Standup – By @DaisyBard
By Daisy Bard
Hello from half term! I’m on a beach in sunny Mexico tanning and drinking a strawberry mojito. Wish you were here, kiss kiss.
No. Wait. I’m in my fourth full day of work and smashing through my new portfolio, slowly but surely, with ink in my pen and a song in my heart. It’s going well enough, thanks for asking. But I’m not writing about that. Today I grace you with the story of starting to write my 5 minute standup set, which I’m delivering tonight at the Comedy School.
It’s been one of those tasks I’ve put off a few times, partly because I needed a couple of days to relax and not think about any school stuff (this included), and partly because the idea of facing the humiliation of failing at standup, many people’s worst nightmare, wasn’t something into which I cared to jump headlong.
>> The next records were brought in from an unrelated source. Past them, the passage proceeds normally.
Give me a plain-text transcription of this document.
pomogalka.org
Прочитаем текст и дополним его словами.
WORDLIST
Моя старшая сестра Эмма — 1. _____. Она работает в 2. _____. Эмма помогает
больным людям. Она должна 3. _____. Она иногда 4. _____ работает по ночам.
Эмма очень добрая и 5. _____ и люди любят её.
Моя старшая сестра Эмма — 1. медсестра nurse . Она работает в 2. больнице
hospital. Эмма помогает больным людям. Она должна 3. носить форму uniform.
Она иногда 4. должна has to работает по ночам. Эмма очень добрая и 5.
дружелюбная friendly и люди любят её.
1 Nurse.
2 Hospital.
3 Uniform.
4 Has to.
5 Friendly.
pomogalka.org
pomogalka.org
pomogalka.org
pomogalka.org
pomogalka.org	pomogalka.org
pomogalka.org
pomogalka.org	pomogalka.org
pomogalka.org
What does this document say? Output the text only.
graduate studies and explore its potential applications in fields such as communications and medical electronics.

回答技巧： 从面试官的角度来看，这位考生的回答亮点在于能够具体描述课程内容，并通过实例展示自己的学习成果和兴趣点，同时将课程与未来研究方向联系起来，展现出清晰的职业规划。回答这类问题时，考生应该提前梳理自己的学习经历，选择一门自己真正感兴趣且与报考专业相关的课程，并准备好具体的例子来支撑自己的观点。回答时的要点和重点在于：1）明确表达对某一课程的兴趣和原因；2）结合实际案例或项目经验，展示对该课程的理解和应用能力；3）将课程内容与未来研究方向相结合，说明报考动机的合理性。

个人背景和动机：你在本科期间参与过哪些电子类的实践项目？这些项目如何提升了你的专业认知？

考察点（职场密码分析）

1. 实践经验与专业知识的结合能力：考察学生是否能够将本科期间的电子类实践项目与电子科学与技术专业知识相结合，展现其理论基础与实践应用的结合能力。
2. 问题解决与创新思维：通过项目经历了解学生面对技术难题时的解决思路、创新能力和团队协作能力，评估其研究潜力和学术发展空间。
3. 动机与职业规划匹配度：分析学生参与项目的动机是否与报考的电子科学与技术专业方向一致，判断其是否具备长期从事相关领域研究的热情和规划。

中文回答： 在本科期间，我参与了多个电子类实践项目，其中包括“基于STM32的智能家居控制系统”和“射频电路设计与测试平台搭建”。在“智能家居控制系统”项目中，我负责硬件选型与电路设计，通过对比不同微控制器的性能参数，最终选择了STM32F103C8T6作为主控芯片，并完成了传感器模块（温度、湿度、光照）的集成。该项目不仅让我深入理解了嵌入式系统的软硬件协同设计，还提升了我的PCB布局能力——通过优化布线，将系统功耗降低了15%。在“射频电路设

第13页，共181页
So instead I allowed it to lurk in the background, seemingly becoming more and more insurmountable every time I let my mind wander towards it.
But now I’ve started, and I’m less afraid than I was a few days ago.
After facing the very real possibility that I would be ‘the least funny man in Christendom’ (trademark Rollo Skinner a few weeks ago), first thing was to get a skeleton. Figure out the basics of what I was going to talk about, without worrying about making anyone laugh. As our teacher Mr Cee puts it, ‘if it’s funny, that’s a bonus.’ So I wrote a few different versions, on varying subjects: aspects of my character, things that had happened to me recently and how I reacted to them, observations about life.
I ran these by my brother, who’s written standup before and isn’t afraid to be brutal, to work out which was the most potentially funny. And then a friend, so I could get a female perspective too. I told them not to take any prisoners. Getting feedback is crucial, and the first time shouldn’t be in front of an audience. Certainly not at this stage, anyway. My brother tore my first couple of routes to shreds, declaring one of them ‘way too dark’. So the third route prevailed, if only by default.
And then I honed. I littered the text with gags and rated them all out of ten. Being no stranger to the out-of-ten rating system (cough *Marc Lewis* cough), I wasn’t surprised to get this instruction as homework. And it was a useful way of separating the weak from the chat.
Lastly, I tried performing it on my own. A few times, to see if I was getting the best out of the timing. I’m not convinced I’ve nailed this yet as I’ve always preferred writing to performing. But at least giving it a few tries helped me to feel less nervous – not to mention chop and change the bits that dragged.
Now I’m the proud owner of a five-minute set that I’m only marginally pooping my pants to voice out loud to people. However, if you know me, please don’t come to the show. Because if it flops and I die on stage, I will really have to move to sunny Mexico.